Health officials in the UK have expressed dismay at the news, with shadow chancellor John McDonnell pointing out that this is the first time in history that healthcare spending per head has declined since the creation of the NHS. Head of Unison, Dave Prentis, also argued that neglecting social care was ‘a false economy’ since many elderly patients simply end up in hospital instead, putting increasing pressure on an NHS that many have already described as being at ‘tipping point’. Others have wondered whether the current reluctance to fund the NHS is just another step on the road to privatisation.

Mutual Organisation

For Labour MP Frank Field, however, the current crisis in the NHS is the perfect opportunity to rethink healthcare funding entirely. Citing the John Lewis Partnership as an example, Field argues that the NHS should be run as a mutual organisation.
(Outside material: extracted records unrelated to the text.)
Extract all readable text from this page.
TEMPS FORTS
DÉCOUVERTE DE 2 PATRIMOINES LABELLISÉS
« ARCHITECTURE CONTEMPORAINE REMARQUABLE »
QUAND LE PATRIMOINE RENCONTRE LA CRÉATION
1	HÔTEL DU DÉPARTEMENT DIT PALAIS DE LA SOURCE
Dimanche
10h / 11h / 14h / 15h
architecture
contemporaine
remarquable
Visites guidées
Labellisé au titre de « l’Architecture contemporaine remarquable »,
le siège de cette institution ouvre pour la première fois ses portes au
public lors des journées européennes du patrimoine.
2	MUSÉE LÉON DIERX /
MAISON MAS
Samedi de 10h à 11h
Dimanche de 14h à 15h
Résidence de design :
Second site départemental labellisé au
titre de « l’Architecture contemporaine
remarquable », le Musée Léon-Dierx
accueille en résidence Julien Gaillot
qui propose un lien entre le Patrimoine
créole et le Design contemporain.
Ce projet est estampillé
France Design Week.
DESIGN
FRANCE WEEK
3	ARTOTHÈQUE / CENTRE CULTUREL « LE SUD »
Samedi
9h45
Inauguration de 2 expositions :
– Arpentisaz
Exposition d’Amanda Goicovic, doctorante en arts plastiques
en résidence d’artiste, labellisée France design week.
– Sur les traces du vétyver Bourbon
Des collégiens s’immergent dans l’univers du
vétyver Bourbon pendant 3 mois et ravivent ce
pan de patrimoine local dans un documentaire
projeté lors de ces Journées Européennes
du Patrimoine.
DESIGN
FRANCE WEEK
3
Rather than a true cooperative, members of a mutual own the organisation and have a right to vote on the way it is run without having the right to sell off any of its assets.

Field states that all funding for the new model would come from increased National Insurance contributions, with the entirety of NI money raised going to the NHS and social care (the current figure stands at only 20% of contributions).

Field argues that running the NHS in this way would give the public more say on expenditure and the ‘culture of the organisation’. He claims the NHS is hugely popular among UK citizens and that the public would not mind paying more if this much-loved institution could be both protected and brought under their control.

Field’s idea is not without its critics though, with the majority of counter-arguments taking issue with the comparison of the NHS to a profit-making business.

Whether or not Frank Field’s plan is the answer to the NHS’ current financial crisis, it remains clear that the current model of funding is becoming increasingly unstable and that action will have to be taken to prevent collapse.